Make no mistake about it: Sean Doolittle and the Oakland Athletics are enjoying these wins over the skidding Yankees.
Yoenis Cespedes homered twice, Josh Donaldson hit a tiebreaking shot in the seventh inning and Oakland overcame a four-run deficit to beat the Yankees 7-4 Wednesday night for its fifth straight victory.
The highest-scoring team in the majors this season, the A's will go for a three-game sweep Thursday afternoon. They are 12-3 against New York since July 19, 2012.
"I think there's the sense of the way we play that we have something to prove," said Doolittle, who earned his seventh save. "We've got a little bit of a chip on our shoulder, small-market team, and we don't get a ton of national publicity.
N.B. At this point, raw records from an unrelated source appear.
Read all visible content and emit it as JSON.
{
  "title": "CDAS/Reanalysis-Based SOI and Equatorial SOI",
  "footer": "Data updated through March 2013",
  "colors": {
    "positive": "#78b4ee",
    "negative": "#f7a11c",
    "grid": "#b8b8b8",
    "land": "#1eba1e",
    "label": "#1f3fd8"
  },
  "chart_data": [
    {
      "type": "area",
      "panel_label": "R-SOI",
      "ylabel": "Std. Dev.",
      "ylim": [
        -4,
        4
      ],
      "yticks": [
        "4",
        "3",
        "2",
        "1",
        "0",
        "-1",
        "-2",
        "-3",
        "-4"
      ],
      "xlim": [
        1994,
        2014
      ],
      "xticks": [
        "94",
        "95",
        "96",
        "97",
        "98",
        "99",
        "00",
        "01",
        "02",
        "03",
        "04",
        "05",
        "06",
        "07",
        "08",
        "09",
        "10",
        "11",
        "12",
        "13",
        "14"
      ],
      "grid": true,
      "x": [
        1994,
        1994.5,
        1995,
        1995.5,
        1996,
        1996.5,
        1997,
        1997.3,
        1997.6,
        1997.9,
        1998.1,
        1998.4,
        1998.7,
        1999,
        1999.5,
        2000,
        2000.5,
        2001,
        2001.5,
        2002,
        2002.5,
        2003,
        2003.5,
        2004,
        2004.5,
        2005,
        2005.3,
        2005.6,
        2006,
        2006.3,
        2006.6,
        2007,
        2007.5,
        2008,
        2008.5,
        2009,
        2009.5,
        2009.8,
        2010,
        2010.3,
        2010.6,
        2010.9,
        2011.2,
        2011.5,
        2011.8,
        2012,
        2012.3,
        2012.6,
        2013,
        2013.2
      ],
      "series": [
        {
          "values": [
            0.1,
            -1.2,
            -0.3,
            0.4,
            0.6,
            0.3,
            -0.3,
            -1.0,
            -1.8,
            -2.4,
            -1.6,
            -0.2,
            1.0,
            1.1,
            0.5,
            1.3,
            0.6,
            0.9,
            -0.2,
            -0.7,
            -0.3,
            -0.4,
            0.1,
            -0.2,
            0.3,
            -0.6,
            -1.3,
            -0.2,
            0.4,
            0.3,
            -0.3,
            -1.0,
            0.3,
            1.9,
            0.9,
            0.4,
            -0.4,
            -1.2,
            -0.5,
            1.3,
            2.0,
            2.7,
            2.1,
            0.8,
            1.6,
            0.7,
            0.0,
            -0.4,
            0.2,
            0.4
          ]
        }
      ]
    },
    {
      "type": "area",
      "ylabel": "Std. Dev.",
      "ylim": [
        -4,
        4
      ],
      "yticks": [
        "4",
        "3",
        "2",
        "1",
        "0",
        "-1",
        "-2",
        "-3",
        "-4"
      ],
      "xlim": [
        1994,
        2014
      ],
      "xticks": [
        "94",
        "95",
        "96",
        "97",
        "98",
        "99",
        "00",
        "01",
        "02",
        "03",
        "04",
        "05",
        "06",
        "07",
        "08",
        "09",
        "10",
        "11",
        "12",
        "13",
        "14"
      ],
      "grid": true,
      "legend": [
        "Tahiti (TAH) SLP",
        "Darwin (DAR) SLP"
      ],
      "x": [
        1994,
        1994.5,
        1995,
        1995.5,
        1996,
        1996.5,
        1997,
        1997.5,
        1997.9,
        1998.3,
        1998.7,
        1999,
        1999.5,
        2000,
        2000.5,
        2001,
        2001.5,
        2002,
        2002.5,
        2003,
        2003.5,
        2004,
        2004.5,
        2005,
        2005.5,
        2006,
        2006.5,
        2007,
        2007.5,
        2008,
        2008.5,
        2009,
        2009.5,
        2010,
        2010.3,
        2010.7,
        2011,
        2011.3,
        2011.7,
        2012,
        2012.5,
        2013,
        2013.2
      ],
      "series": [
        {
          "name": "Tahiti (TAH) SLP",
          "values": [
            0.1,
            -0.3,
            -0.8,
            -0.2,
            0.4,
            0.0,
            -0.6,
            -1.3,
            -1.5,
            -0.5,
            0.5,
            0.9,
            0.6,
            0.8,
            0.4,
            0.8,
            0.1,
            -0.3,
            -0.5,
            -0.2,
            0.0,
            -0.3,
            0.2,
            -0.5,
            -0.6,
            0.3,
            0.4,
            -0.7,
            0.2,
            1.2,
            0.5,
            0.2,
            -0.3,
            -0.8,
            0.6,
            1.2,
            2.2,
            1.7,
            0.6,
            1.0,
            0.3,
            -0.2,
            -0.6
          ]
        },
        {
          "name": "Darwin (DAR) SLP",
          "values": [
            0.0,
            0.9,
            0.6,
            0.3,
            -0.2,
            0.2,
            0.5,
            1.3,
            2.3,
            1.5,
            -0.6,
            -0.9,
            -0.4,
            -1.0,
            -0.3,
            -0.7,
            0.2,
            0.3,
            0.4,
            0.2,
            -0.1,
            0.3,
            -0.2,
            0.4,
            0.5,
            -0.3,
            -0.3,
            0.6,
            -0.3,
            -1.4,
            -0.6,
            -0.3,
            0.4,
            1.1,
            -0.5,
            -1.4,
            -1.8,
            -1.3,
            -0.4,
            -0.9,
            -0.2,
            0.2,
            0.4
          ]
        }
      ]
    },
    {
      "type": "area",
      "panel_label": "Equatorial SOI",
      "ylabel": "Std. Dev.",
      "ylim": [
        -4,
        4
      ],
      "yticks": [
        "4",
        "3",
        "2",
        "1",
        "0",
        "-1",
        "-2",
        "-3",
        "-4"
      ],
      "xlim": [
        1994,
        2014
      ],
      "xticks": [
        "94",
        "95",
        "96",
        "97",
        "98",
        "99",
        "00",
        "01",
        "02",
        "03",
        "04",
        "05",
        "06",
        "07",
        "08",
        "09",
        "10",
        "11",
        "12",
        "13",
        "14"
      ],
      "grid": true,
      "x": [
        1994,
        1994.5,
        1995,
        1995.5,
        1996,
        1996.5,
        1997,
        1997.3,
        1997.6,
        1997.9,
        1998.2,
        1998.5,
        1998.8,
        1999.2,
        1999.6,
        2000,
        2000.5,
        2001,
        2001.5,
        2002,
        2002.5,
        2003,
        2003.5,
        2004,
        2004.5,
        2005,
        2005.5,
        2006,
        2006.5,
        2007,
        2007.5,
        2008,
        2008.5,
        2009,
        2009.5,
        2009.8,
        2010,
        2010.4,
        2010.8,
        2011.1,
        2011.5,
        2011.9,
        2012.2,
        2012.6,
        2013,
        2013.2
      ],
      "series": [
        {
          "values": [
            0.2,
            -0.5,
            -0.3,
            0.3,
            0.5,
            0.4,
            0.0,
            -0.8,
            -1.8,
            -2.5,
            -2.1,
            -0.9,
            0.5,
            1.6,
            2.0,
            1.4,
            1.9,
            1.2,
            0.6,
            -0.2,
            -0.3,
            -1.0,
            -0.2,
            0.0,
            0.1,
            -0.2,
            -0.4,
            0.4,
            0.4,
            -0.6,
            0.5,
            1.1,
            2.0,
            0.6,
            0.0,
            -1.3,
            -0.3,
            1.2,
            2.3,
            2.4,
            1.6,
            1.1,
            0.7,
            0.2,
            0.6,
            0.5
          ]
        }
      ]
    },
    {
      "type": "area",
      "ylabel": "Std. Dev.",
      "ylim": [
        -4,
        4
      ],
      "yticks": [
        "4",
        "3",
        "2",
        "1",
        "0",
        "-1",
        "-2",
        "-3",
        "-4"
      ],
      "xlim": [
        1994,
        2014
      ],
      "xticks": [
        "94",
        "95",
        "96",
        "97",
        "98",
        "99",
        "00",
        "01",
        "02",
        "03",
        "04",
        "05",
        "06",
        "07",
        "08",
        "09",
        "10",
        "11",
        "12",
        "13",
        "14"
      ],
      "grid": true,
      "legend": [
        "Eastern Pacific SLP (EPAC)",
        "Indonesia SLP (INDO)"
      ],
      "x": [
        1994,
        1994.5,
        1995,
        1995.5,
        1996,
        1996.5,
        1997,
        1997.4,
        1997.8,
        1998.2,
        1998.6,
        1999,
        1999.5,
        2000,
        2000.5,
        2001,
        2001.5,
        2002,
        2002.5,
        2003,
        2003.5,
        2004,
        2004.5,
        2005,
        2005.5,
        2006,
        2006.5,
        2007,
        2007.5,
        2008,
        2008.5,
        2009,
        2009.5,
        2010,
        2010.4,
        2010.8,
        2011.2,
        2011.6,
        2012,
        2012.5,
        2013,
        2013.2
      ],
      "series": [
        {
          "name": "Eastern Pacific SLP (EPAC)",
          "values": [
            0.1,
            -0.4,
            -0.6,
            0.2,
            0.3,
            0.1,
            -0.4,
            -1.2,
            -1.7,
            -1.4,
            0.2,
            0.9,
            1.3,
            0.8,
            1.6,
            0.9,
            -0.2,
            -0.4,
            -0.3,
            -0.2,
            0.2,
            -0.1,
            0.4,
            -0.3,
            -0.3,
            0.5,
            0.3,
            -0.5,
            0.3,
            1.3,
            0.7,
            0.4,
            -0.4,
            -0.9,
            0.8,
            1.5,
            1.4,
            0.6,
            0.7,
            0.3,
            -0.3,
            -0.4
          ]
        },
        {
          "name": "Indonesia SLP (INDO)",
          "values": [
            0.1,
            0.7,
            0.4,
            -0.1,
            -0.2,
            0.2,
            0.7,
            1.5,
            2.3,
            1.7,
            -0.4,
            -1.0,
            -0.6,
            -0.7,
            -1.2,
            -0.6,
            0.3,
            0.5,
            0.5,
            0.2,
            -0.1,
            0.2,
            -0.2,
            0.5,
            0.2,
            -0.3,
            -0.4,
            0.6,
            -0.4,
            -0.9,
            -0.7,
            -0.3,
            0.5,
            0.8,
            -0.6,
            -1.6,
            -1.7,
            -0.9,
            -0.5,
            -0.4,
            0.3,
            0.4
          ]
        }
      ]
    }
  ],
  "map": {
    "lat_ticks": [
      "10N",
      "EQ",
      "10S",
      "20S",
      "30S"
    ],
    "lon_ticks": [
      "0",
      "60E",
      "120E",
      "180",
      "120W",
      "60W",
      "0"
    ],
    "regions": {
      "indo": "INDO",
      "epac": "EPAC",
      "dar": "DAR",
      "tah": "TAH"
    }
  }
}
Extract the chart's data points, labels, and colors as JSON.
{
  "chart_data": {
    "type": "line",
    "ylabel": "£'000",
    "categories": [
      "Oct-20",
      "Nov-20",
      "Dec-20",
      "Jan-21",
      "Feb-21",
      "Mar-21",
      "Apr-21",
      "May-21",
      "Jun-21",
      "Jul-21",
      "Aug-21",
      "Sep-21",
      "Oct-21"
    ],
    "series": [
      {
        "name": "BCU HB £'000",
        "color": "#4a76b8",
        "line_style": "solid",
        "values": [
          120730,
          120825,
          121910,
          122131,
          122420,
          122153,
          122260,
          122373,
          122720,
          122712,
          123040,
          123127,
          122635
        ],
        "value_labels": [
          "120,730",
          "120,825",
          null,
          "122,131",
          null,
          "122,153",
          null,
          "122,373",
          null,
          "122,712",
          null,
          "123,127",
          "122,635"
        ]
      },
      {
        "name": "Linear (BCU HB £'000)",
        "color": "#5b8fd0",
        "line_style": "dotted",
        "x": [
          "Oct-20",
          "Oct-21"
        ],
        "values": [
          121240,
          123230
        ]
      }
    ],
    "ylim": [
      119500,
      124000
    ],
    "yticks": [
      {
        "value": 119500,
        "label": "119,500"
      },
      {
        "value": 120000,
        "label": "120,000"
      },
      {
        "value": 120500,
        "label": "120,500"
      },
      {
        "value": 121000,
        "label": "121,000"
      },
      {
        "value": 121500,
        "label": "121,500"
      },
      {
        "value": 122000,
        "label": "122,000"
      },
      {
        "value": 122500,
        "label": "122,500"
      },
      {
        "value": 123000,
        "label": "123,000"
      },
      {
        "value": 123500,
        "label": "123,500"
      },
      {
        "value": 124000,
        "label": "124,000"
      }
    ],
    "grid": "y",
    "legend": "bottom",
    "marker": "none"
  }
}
And when we get a chance to play against the Yankees on a big stage in their ballpark, guys step up."
Donaldson connected off Jose Ramirez, who was making his major league debut, and added a pair of infield singles. Cespedes also had three hits to help the A's move a season-best 15 games over .500 at 37-22, the best mark in the American League.
"We never give up," Cespedes said through a translator.
Jacoby Ellsbury had three hits, including an early three-run homer, but the Yankees matched a season worst with their fourth consecutive defeat. They've been outscored 21-0 from the seventh inning on during the slide.
Derek Jeter made a costly error and New York dropped to 1-5 on a seven-game homestand with its 12th loss in the last 16 at Yankee Stadium.
Jesse Chavez (5-3) hung around for six innings, long enough to get the win when his teammates rallied.
Dan Otero got Brian McCann on a weak grounder with runners at the corners to protect a one-run lead in the seventh. Otero also worked a scoreless eighth and Doolittle got three quick outs to extend his career-best shutout streak to 16 1-3 innings.
"Our bullpen down there is so deep and so well-rounded out that we really don't have a hole," Chavez said. "The guys come in and they attack, and I think that's why they're so good in those situations."
Cespedes started Oakland's comeback with a leadoff homer to center in the fourth. Jed Lowrie hit a deep sacrifice fly in the fifth, and Yankees starter Vidal Nuno was pulled one out shy of qualifying for a win. He left with a 4-2 lead after 92 pitches.
Cespedes hit another leadoff shot in the sixth, this one off Matt Daley barely clearing the short porch in right. Derek Norris reached on Jeter's throwing error from shortstop and scored the tying run on Alberto Callaspo's long sacrifice fly.
"We had our chances to add on and we weren't able to do it," Yankees manager Joe Girardi said. "The guys are doing everything they can, but right now we just aren't getting it done."
Just called up from the minors, Ramirez (0-1) entered in the seventh. He retired his first batter but then gave up Donaldson's 16th homer on his fifth major league pitch. The drive to left field gave the A's a 5-4 advantage.
"I was a little nervous," Ramirez said through a translator. "I wasn't really thinking about pitching tonight but I knew the chance would be there because of our bullpen situation."
Oakland has gone deep in 12 consecutive games, hitting 22 homers during that span.
"Anytime you fall behind 4-0, you don't really expect to win these games even though you might think it," Otero said. "Our offense, it's only a matter of time sometimes before they break out, and they showed it tonight again."
The AL West leaders added two insurance runs in the ninth on a hit batter and a sacrifice fly against Wade LeBlanc in his Yankees debut.
Craig Gentry made a sensational catch in left-center to rob Gardner of at least a double in the first.
Moments earlier, Donaldson hit a trickler toward third that stopped rolling right on the line just inches from the bag. The slugger clapped his hands emphatically at first base, drawing chuckles from teammates in the dugout.
"That ball didn't even get to third base," he said. "It's just one of those things where you really appreciate a hit like that."